Pickle tamarillos ahead of time, as they are best eaten after two weeks of being submerged in the pickling liquid.
Makes 1 large jar
3 whole cloves
½ small cinnamon stick
2.5cm piece fresh ginger, peeled and sliced
500ml red wine vinegar
a pinch of flaky salt
pared rind of 1 small orange, lemon or lime
8 red tamarillos
To prepare the tamarillos, make a cross in the skin at the tip of each tamarillo and blanch in boiling water for 2 minutes. Remove and plunge into a bowl of cold water. Peel away the skins and cut off stems. Cut in half lengthwise and put into a large sterilised jar or divide between two smaller sterilised jars, if you prefer.
Put the cloves, cinnamon stick, ginger, red wine vinegar, sugar, salt and citrus rind into a saucepan and slowly bring up to the boil. Simmer gently for 15 minutes to allow the flavours to mingle then remove from the heat and allow to cool.
Pour the cooled pickling mixture over the prepared tamarillos until they are submerged and screw on the lid.
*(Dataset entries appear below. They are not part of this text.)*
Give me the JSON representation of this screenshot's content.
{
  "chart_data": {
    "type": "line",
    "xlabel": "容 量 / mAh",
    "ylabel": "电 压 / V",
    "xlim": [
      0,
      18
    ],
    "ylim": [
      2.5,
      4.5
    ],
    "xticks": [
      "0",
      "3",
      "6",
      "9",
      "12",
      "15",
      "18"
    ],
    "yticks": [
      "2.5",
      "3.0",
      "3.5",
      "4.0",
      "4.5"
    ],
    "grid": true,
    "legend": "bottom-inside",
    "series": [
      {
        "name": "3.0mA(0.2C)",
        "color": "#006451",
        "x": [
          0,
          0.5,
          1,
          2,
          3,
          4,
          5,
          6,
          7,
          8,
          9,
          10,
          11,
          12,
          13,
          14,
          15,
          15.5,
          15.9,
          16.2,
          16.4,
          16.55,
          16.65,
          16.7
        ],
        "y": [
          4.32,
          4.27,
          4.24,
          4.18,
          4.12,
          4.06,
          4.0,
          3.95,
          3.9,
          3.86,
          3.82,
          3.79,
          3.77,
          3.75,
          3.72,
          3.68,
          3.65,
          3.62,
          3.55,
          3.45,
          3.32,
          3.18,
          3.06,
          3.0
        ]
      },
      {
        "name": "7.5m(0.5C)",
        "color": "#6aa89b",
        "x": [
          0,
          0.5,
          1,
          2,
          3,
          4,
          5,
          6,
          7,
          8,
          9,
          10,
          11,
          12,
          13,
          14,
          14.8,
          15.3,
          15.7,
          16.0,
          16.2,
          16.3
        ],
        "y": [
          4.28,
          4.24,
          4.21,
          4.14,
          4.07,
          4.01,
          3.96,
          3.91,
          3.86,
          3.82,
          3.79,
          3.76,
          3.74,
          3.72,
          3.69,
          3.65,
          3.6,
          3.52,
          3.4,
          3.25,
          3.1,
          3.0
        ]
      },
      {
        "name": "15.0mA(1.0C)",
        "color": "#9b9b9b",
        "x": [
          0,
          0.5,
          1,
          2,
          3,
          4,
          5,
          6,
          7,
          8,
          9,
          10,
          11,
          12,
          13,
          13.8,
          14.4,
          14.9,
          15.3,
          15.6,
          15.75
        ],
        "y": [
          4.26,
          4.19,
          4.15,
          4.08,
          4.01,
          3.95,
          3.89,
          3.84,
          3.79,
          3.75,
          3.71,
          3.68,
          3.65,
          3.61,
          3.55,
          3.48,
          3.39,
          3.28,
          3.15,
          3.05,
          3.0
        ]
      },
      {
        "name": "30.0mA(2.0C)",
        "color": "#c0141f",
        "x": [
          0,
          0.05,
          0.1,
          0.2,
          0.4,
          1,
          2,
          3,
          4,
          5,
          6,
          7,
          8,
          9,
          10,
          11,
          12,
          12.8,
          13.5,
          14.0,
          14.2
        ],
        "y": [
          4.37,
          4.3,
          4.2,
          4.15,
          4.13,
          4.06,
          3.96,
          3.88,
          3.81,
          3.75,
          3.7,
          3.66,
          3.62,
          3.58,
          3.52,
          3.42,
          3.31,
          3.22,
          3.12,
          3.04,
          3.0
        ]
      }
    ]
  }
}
Keep in the fridge and store for 2 weeks before eating.
Tip – Pare rind of citrus by using a vegetable peeler to peel thin strips from the fruit, being careful to leave behind the white pith.
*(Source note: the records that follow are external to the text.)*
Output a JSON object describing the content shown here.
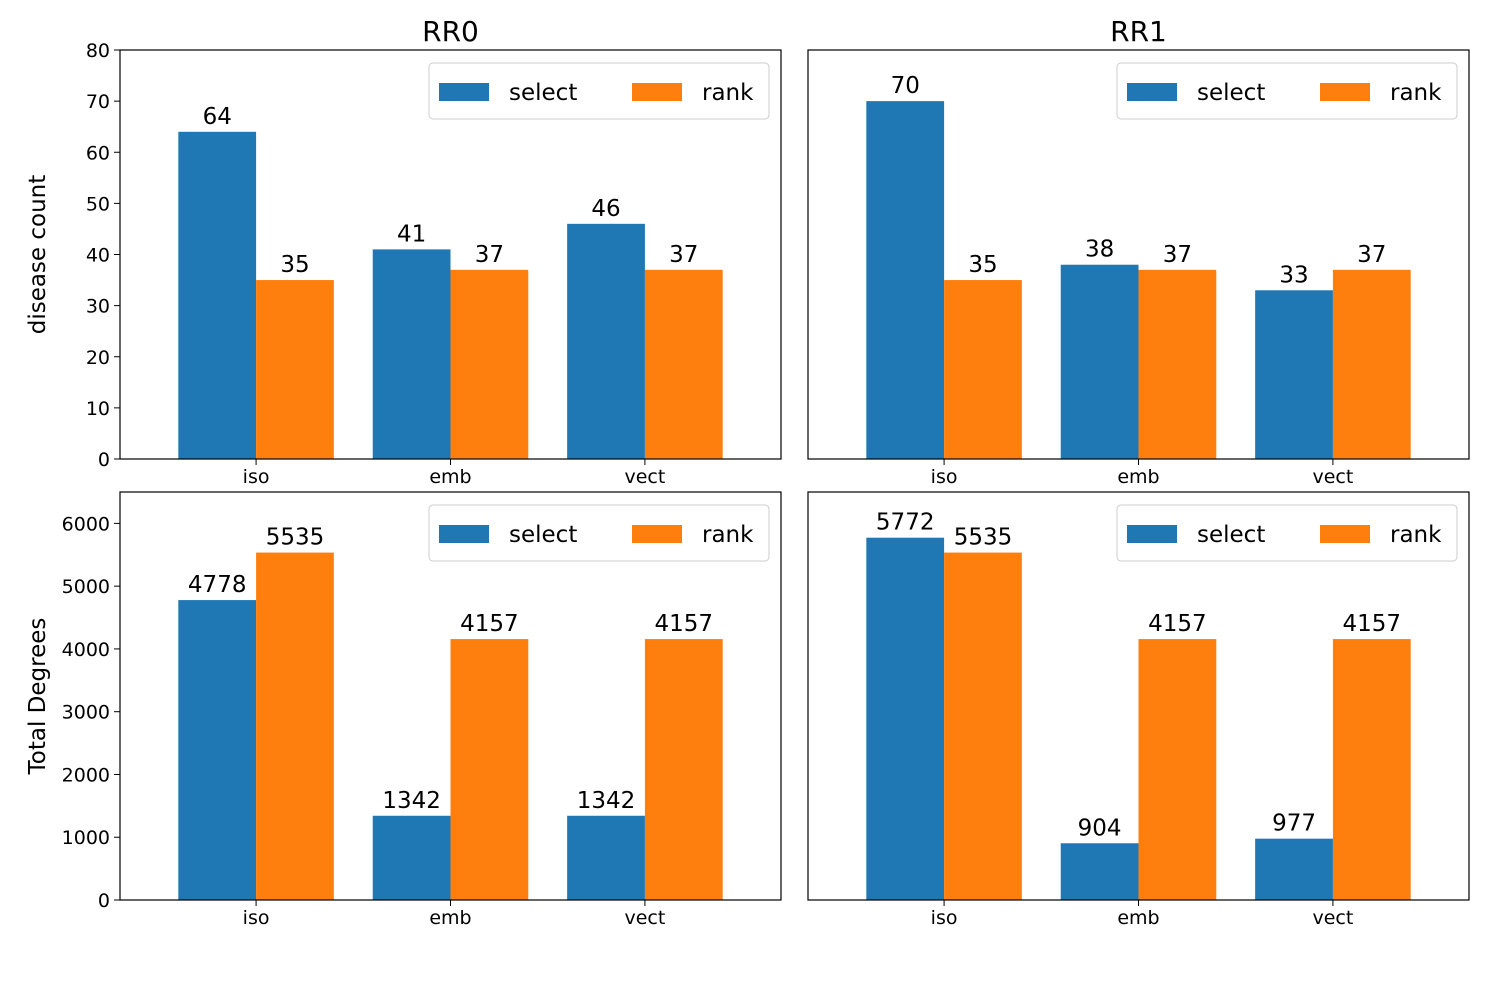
{
  "colors": {
    "select": "#1f77b4",
    "rank": "#ff7f0e"
  },
  "chart_data": [
    {
      "type": "bar",
      "title": "RR0",
      "xlabel": "",
      "ylabel": "disease count",
      "categories": [
        "iso",
        "emb",
        "vect"
      ],
      "series": [
        {
          "name": "select",
          "values": [
            64,
            41,
            46
          ]
        },
        {
          "name": "rank",
          "values": [
            35,
            37,
            37
          ]
        }
      ],
      "ylim": [
        0,
        80
      ],
      "yticks": [
        0,
        10,
        20,
        30,
        40,
        50,
        60,
        70,
        80
      ],
      "show_yticks": true,
      "legend": "top-right",
      "grid": false
    },
    {
      "type": "bar",
      "title": "RR1",
      "xlabel": "",
      "ylabel": "",
      "categories": [
        "iso",
        "emb",
        "vect"
      ],
      "series": [
        {
          "name": "select",
          "values": [
            70,
            38,
            33
          ]
        },
        {
          "name": "rank",
          "values": [
            35,
            37,
            37
          ]
        }
      ],
      "ylim": [
        0,
        80
      ],
      "yticks": [],
      "show_yticks": false,
      "legend": "top-right",
      "grid": false
    },
    {
      "type": "bar",
      "title": "",
      "xlabel": "",
      "ylabel": "Total Degrees",
      "categories": [
        "iso",
        "emb",
        "vect"
      ],
      "series": [
        {
          "name": "select",
          "values": [
            4778,
            1342,
            1342
          ]
        },
        {
          "name": "rank",
          "values": [
            5535,
            4157,
            4157
          ]
        }
      ],
      "ylim": [
        0,
        6500
      ],
      "yticks": [
        0,
        1000,
        2000,
        3000,
        4000,
        5000,
        6000
      ],
      "show_yticks": true,
      "legend": "top-right",
      "grid": false
    },
    {
      "type": "bar",
      "title": "",
      "xlabel": "",
      "ylabel": "",
      "categories": [
        "iso",
        "emb",
        "vect"
      ],
      "series": [
        {
          "name": "select",
          "values": [
            5772,
            904,
            977
          ]
        },
        {
          "name": "rank",
          "values": [
            5535,
            4157,
            4157
          ]
        }
      ],
      "ylim": [
        0,
        6500
      ],
      "yticks": [],
      "show_yticks": false,
      "legend": "top-right",
      "grid": false
    }
  ]
}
Try serving a little pickled tamarillo with leftover cold roast pork shoulder (recipe below), with a simple winter vegetable coleslaw of very finely shredded green cabbage, steamed sprouting broccoli and finely sliced spring onions, tossed in a lemon juice, honey and olive oil dressing (as photographed).
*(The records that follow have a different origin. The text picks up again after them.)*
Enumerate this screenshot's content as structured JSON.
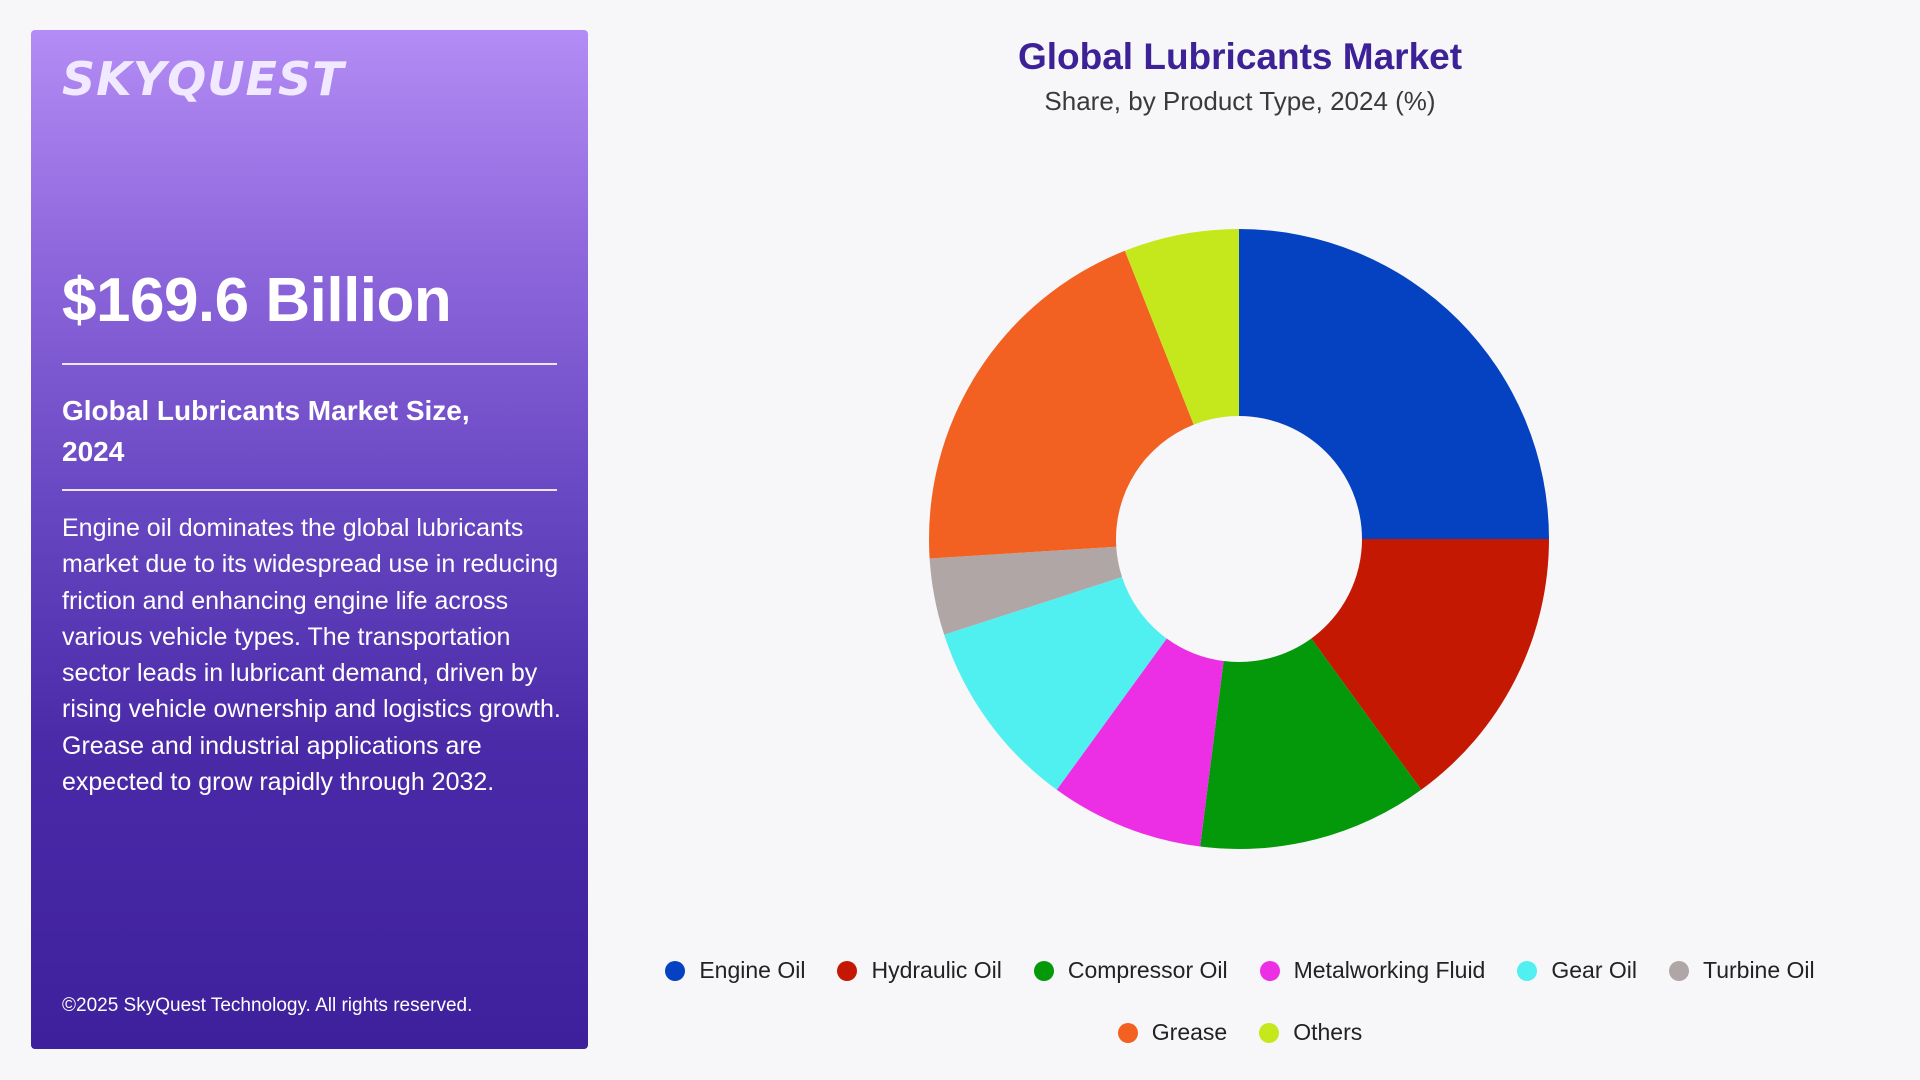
{
  "brand": {
    "logo_text": "SKYQUEST"
  },
  "summary": {
    "market_value": "$169.6 Billion",
    "size_label": "Global Lubricants Market Size, 2024",
    "description": "Engine oil dominates the global lubricants market due to its widespread use in reducing friction and enhancing engine life across various vehicle types. The transportation sector leads in lubricant demand, driven by rising vehicle ownership and logistics growth. Grease and industrial applications are expected to grow rapidly through 2032.",
    "copyright": "©2025 SkyQuest Technology. All rights reserved."
  },
  "chart_data": {
    "type": "pie",
    "variant": "donut",
    "title": "Global Lubricants Market",
    "subtitle": "Share, by Product Type, 2024 (%)",
    "categories": [
      "Engine Oil",
      "Hydraulic Oil",
      "Compressor Oil",
      "Metalworking Fluid",
      "Gear Oil",
      "Turbine Oil",
      "Grease",
      "Others"
    ],
    "values": [
      25,
      15,
      12,
      8,
      10,
      4,
      20,
      6
    ],
    "colors": [
      "#0442c1",
      "#c51803",
      "#03990a",
      "#ec2ee4",
      "#50f0f0",
      "#b1a6a6",
      "#f26121",
      "#c5e81d"
    ],
    "legend_position": "bottom"
  }
}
Cut 1–2 pickled tamarillo halves into thin wedges and serve on top of a plate of cured meats.
Oven-Roasted Pork Shoulder
1 tbsp olive oil
1 carrot, 1 onion, 1 stick celery, peeled and diced
4 fresh bay leaves or 2 dried bay leaves
1.7kg boned and tied pork shoulder, skin scored for crackling, at room temperature
2 tsp fennel seeds
3 tsp flaky sea salt
finely grated zest of 1 lemon or lime
500ml chicken stock
Heat the oven to 240°C.
Put the olive oil, carrot, onion, celery and bay leaves in a covered roasting dish. Sit the pork amongst the vegetables, skin side up. Grind the fennel seeds and salt together until you have a fine powder. Add the lemon or lime zest, then rub over the skin of the pork and inside the scored skin. Pour the stock around the pork, cover and put in the oven for 30 minutes.
Lower the oven temperature to 190°C and continue to roast the pork for a further 2 hours until tender but not dry.
Remove the pork from the oven and put on a warmed plate. Turn the oven to grill. Cut the crackling away from the meat and put in a shallow roasting tray. Cover the pork so it keeps warm.
Meanwhile, strain the meat juices into a wide shallow saucepan and push the vegetables through the sieve until you end up with a pulp that can be discarded. Put over a high heat and reduce, removing some of the excess fat by using a large spoon to scoop up as it reduces. You will end up with a syrupy sauce to moisten the meat.
When ready, put the crackling under the grill and let it crackle away. Keep an eye on it so it doesn’t burn.